Medical Claims Processor

5701 Truxtun Ave STE 100 Bakersfield, CA 93309 • Administrative • Healthcare • Full-Time

Salary Range:  $18.01 - $23.76 hour

Job Posting: Medical Claims Processor

Job Description

Foundation for Medical Care of Kern County and HealthEdge Administrators is currently recruiting a Medical Claims Processor in Bakersfield, CA.  We are looking for the right candidate to join our team!  The ideal candidate has extensive professional medical claims processing, billing and/or coding experience, payment posting, insurance and benefits plan knowledge. Familiarity with Medicare guidelines is a plus.  Attention to detail, critical thinking/decision making and adaptability are critical skills for this role. Previous medical claims processing experience preferred.

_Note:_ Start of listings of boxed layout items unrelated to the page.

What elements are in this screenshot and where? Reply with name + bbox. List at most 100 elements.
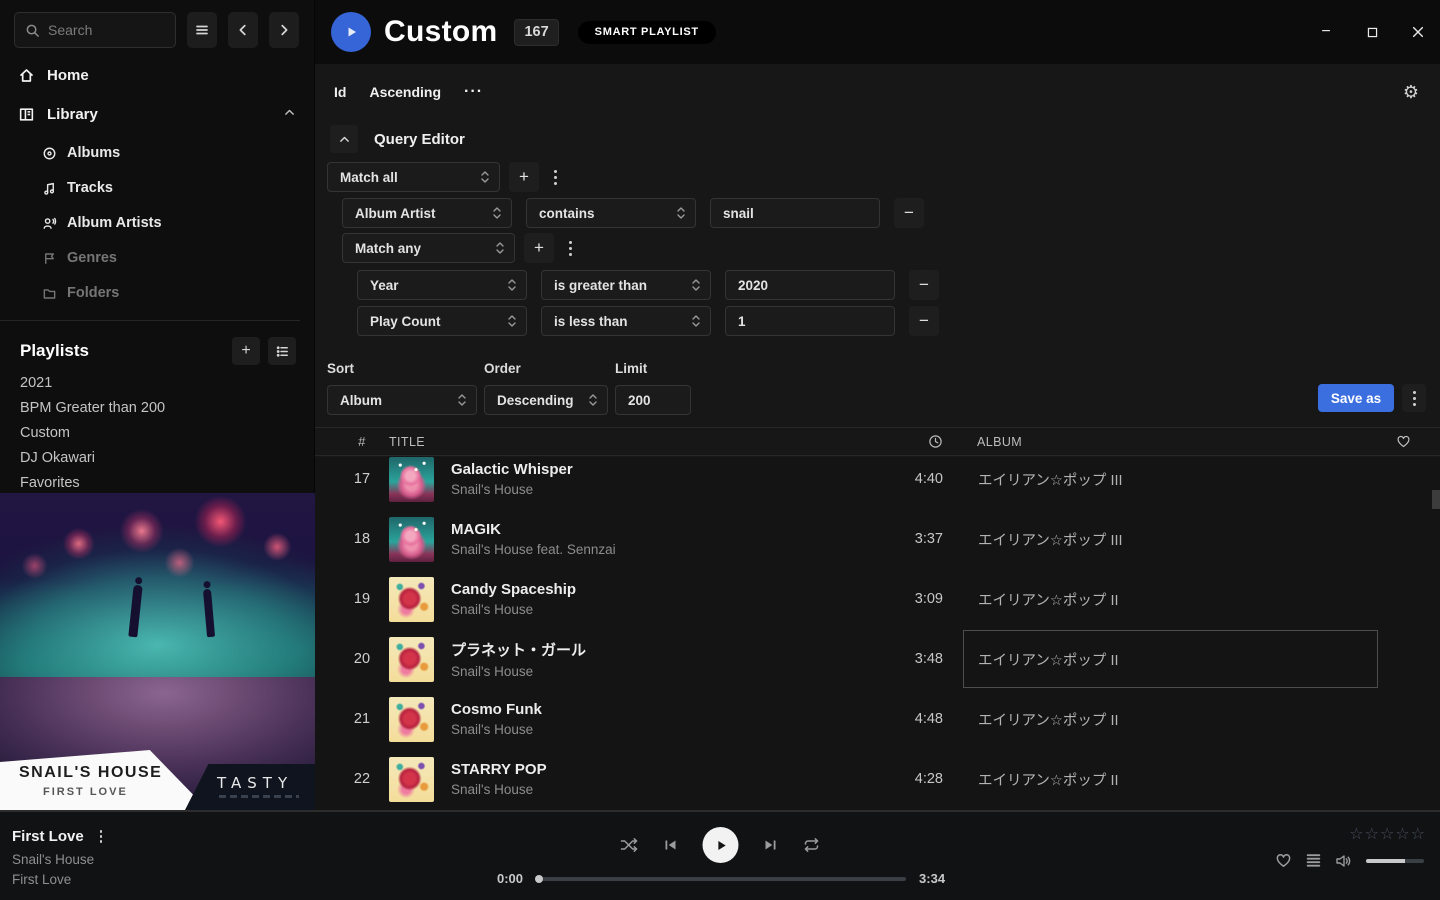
track-album-cell[interactable]: エイリアン☆ポップ II: [963, 750, 1378, 808]
progress-bar[interactable]: [536, 877, 906, 881]
shuffle-button[interactable]: [620, 837, 639, 853]
column-duration[interactable]: [873, 434, 963, 449]
limit-input[interactable]: [615, 385, 691, 415]
sidebar-item-genres[interactable]: Genres: [0, 245, 314, 271]
favorite-button[interactable]: [1275, 852, 1292, 869]
volume-slider[interactable]: [1366, 859, 1424, 863]
play-icon: [343, 24, 359, 40]
rule-value-input[interactable]: [725, 270, 895, 300]
track-album-cell[interactable]: エイリアン☆ポップ III: [963, 457, 1378, 508]
repeat-button[interactable]: [803, 837, 821, 853]
playlist-item[interactable]: 2021: [20, 371, 304, 396]
rule-value-input[interactable]: [725, 306, 895, 336]
track-title: Candy Spaceship: [451, 581, 873, 598]
sort-field-button[interactable]: Id: [334, 84, 346, 100]
track-row[interactable]: 20 プラネット・ガール Snail's House 3:48 エイリアン☆ポッ…: [315, 629, 1440, 689]
column-title[interactable]: TITLE: [389, 435, 873, 449]
track-options-kebab-button[interactable]: [94, 826, 109, 847]
group-options-kebab-button[interactable]: [563, 237, 578, 260]
track-album-cell[interactable]: エイリアン☆ポップ III: [963, 510, 1378, 568]
track-album-cell[interactable]: エイリアン☆ポップ II: [963, 570, 1378, 628]
track-row[interactable]: 19 Candy Spaceship Snail's House 3:09 エイ…: [315, 569, 1440, 629]
rule-operator-select[interactable]: contains: [526, 198, 696, 228]
chevrons-up-down-icon: [676, 205, 686, 221]
save-options-kebab-button[interactable]: [1402, 384, 1426, 412]
sidebar-item-folders[interactable]: Folders: [0, 280, 314, 306]
star-icon[interactable]: ☆: [1411, 824, 1425, 844]
now-playing-artist[interactable]: Snail's House: [12, 852, 108, 867]
group-options-kebab-button[interactable]: [548, 166, 563, 189]
now-playing-album[interactable]: First Love: [12, 872, 108, 887]
sidebar-item-library[interactable]: Library: [0, 101, 314, 127]
queue-button[interactable]: [1305, 852, 1322, 869]
remove-rule-button[interactable]: −: [909, 270, 939, 300]
remove-rule-button[interactable]: −: [894, 198, 924, 228]
playlist-item[interactable]: BPM Greater than 200: [20, 396, 304, 421]
star-icon[interactable]: ☆: [1365, 824, 1379, 844]
add-rule-button[interactable]: +: [524, 233, 554, 263]
nav-back-button[interactable]: [228, 12, 258, 48]
track-artist[interactable]: Snail's House: [451, 782, 873, 797]
search-input[interactable]: [48, 22, 165, 38]
previous-track-button[interactable]: [663, 837, 679, 853]
rule-field-select[interactable]: Play Count: [357, 306, 527, 336]
track-table-header: # TITLE ALBUM: [315, 427, 1440, 456]
minimize-button[interactable]: −: [1310, 16, 1342, 48]
star-icon[interactable]: ☆: [1349, 824, 1363, 844]
star-icon[interactable]: ☆: [1395, 824, 1409, 844]
rule-operator-select[interactable]: is less than: [541, 306, 711, 336]
sidebar-item-tracks[interactable]: Tracks: [0, 175, 314, 201]
rule-operator-select[interactable]: is greater than: [541, 270, 711, 300]
match-type-select[interactable]: Match all: [327, 162, 500, 192]
sidebar-item-home[interactable]: Home: [0, 62, 314, 88]
track-album-cell[interactable]: エイリアン☆ポップ II: [963, 690, 1378, 748]
collapse-query-editor-button[interactable]: [330, 125, 358, 153]
rule-field-select[interactable]: Album Artist: [342, 198, 512, 228]
rule-value-input[interactable]: [710, 198, 880, 228]
match-type-select[interactable]: Match any: [342, 233, 515, 263]
column-album[interactable]: ALBUM: [963, 435, 1378, 449]
progress-handle[interactable]: [535, 875, 543, 883]
track-artist[interactable]: Snail's House feat. Sennzai: [451, 542, 873, 557]
scrollbar-thumb[interactable]: [1432, 490, 1440, 509]
order-select[interactable]: Descending: [484, 385, 608, 415]
sort-select[interactable]: Album: [327, 385, 477, 415]
add-playlist-button[interactable]: +: [232, 337, 260, 365]
track-row[interactable]: 17 Galactic Whisper Snail's House 4:40 エ…: [315, 457, 1440, 509]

As a key member of our claims department, the Medical Claims Processor will be responsible for maintaining compliance with regulatory standards, and ensuring timely processing of claims. The ideal candidate will bring a strong attention to detail, excellent organizational skills, and a robust knowledge of medical terminology, medical insurance and healthcare knowledge. This is a critical role within our organization and requires a dedicated professional committed to upholding the standards of the Foundation for Medical Care of Kern County.

Our work environment includes:

  • Modern office setting
  • Work-from-home days
  • Growth opportunities
  • On-the-job training
  • Relaxed atmosphere
  • Regular social events

Duties and Responsibilities

  • Processes medical claims with attention to detail and accuracy.
  • Conducts detailed research to analyze claims information accurately.
  • Evaluates benefit plans and fee schedules to ensure thorough and proper claims processing.
  • Follows established guidelines set forth by Company, clients, and regulatory bodies.
  • Meets or exceeds departmental production goals as determined by the Claims Manager.
  • Maintains and updates claim files, including notes and electronic records.
  • Communicates effectively with healthcare providers, patients, and insurance companies to solve claims-related issues.
  • Maintains confidentiality and security of patient information according to privacy regulations and company policy.
  • Participates in training sessions to stay updated on industry trends or changes in regulations.
  • Assists in the implementation of new processes to enhance workflow efficiency.

Requirements

  • Must possess knowledge of medical terminology and benefits, CPT, HCPCS, Revenue and ICD10 codes.
  • Must possess knowledge of professional medical claims, including modifiers and medical procedures.
  • Detail-oriented, self-starter with a strong desire to learn.
  • Thoroughly researches and analyzes information, thinks critically.
  • Able to adapt quickly to changing processes.
  • Proficient in data-based systems and related technical software programs.
  • Must possess the ability to perform mathematic equations.
  • Must have high level of attendance in accordance with FMC Attendance Policy.
  • High school diploma or equivalent required.
  • Two years’ professional medical office experience, medical billing, payment posting, claims or appeals processing required.
  • Certified Coder preferred.
  • Familiarity with Medicare guidelines preferred.